About Miguel Amorós
In the 1970s he was involved in setting up anarchist groups such as Bandera Negra (Black Flag) and Tierra Libre (Free Land). Jailed by the Spanish Franco regime, he then went into exile in France.
Between 1984 et 1992, Amorós was involved, with Jaime Semprun, in producing the post-situationist review Encyclopédie des Nuisances and became known for combining full-on revolutionary anarchism with anti-industrialism.
In an article entitled ‘Where Are We Now?’, inspired by the essay of the same name by William Morris, he wrote: “The most basic task ahead of us is to bring as many people as possible together around the conviction that the system has got to be destroyed”.
He added: “Technology is an instrument and a weapon because it benefits those who know best how to use it and how to be used by it. The bourgeoisie have used machines and the ‘scientific’ organization of work against the proletariat.
“No revolt against domination can really represent the general interest unless it turns itself into a rebellion against technology, a Luddite revolt”. (3)
Amorós mused on the disastrous own-goal scored by the 19th century anti-capitalist movement when it decided that industrial development offered the best route to liberation.
In the essay ‘Elementary Foundations of the Anti-Industrialist Critique’, he insisted that “factories, machines and bureaucracies are the real pillars of capitalist oppression”. (5)
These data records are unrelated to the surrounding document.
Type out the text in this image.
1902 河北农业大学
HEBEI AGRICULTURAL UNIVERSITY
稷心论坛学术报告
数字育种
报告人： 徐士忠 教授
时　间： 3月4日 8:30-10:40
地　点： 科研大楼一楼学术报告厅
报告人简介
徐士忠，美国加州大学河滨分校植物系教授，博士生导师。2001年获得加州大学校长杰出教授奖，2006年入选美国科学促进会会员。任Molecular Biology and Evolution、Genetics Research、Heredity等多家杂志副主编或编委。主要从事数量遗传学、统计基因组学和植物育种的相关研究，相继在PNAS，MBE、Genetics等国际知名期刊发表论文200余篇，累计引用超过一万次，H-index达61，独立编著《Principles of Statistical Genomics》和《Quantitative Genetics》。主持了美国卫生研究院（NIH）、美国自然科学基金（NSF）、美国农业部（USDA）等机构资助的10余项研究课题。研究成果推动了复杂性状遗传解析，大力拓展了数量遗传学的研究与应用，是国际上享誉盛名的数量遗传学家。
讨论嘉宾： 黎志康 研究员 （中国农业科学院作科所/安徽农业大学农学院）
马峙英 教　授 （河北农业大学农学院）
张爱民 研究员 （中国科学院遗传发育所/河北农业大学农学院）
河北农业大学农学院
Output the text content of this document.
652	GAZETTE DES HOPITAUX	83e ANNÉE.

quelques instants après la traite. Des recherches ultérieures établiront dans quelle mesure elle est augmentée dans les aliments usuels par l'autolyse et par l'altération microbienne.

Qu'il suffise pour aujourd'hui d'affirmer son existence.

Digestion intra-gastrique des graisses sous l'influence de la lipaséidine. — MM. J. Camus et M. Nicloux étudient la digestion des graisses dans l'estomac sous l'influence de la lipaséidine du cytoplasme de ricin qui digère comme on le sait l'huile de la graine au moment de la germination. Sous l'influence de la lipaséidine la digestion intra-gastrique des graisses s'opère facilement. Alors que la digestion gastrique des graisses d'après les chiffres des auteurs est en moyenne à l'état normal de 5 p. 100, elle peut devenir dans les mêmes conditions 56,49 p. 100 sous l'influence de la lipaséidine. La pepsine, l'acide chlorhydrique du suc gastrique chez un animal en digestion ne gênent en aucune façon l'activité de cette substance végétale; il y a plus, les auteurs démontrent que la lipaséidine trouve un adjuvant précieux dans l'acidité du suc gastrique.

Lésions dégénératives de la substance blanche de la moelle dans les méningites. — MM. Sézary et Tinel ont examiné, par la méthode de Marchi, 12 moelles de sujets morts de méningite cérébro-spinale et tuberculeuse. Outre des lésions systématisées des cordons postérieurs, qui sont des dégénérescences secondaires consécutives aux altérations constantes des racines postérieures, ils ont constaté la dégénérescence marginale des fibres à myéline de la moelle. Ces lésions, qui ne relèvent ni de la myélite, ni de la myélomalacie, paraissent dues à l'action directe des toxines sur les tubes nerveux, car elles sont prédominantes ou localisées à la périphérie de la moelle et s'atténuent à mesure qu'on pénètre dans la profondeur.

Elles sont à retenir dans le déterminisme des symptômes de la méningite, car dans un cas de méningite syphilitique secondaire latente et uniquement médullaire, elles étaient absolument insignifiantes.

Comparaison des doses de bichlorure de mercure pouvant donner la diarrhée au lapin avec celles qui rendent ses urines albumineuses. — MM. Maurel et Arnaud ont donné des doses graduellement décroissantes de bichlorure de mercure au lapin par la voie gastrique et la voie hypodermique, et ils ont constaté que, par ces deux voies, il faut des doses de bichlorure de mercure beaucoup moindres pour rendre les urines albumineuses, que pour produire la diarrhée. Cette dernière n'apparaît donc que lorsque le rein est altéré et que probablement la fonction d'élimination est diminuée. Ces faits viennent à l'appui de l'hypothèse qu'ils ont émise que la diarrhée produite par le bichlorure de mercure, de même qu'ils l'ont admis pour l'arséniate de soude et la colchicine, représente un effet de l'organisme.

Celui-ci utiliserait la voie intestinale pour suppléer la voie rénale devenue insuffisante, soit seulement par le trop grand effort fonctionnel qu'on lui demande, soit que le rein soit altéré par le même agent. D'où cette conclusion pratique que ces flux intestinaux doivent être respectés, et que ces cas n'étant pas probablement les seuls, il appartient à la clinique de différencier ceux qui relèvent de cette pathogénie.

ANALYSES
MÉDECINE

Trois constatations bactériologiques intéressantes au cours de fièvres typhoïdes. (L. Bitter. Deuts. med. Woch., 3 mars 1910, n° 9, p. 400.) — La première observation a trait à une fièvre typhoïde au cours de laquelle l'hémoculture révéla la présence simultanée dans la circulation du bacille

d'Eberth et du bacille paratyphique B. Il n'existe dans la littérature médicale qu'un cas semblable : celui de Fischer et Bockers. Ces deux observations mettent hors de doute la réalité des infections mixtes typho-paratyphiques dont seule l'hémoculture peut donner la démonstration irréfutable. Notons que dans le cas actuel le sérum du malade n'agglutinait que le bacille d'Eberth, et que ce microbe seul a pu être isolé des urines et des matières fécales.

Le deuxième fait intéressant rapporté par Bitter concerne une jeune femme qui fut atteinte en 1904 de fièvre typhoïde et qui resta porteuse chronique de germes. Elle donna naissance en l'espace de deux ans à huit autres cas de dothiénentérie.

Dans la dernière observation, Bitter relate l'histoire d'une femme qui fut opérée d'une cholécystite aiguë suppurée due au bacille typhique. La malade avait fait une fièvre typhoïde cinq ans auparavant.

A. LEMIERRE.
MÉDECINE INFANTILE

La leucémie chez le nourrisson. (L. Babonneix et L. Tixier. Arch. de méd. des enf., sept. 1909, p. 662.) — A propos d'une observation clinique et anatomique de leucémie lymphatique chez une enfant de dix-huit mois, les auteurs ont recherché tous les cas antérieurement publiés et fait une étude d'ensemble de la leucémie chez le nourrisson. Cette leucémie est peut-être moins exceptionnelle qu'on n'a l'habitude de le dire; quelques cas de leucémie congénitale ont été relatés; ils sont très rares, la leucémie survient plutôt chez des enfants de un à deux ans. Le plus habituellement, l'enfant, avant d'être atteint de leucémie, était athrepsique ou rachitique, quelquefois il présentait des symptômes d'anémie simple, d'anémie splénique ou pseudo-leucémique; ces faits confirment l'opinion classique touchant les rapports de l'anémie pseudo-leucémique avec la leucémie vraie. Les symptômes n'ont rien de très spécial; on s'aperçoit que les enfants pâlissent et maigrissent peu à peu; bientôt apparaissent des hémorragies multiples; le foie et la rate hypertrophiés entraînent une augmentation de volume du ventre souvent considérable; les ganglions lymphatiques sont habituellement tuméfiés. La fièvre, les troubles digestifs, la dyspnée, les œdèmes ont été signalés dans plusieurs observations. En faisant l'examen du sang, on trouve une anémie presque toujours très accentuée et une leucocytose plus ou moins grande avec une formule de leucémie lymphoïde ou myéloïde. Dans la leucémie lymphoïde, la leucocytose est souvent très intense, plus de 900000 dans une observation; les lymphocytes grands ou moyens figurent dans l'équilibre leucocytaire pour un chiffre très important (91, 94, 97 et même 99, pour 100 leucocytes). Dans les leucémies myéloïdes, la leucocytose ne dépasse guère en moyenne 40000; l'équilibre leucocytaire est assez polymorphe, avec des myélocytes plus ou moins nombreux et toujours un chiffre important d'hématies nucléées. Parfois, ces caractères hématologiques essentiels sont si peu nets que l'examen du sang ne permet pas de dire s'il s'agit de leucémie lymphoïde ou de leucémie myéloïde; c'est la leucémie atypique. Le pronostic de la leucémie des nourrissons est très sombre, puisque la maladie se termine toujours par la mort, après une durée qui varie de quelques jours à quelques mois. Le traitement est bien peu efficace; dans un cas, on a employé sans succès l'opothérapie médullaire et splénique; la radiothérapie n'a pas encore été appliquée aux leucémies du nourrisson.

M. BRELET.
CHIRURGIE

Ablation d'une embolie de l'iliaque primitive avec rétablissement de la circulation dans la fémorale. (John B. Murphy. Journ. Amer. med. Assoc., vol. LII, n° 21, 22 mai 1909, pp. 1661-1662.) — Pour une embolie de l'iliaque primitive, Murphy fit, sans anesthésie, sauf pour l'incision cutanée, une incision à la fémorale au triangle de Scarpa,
He added: “Our critique of science, technology and the industrial system is a critique of progress. And in the same way it is a critique of the ideologies of science and progress, not least the workerist ideology, in both reformist and revolutionary guise, which is based on taking over, in the name of the proletariat, the bourgeois industrial system and its technology”.
In the article ‘We Anti-Industrialists’ he wrote that in the previous phase of capitalist domination people had worked so that they could consume, whereas in the current phase we had to constantly consume so that work existed. The anti-development struggle was based on the negation of both work and consumption, in a bid to break this vicious cycle, he explained.
Rather than abandon the traditional anarchist class struggle in order to embrace an anti-industrial perspective, Amorós has often stressed that they are one and the same fight.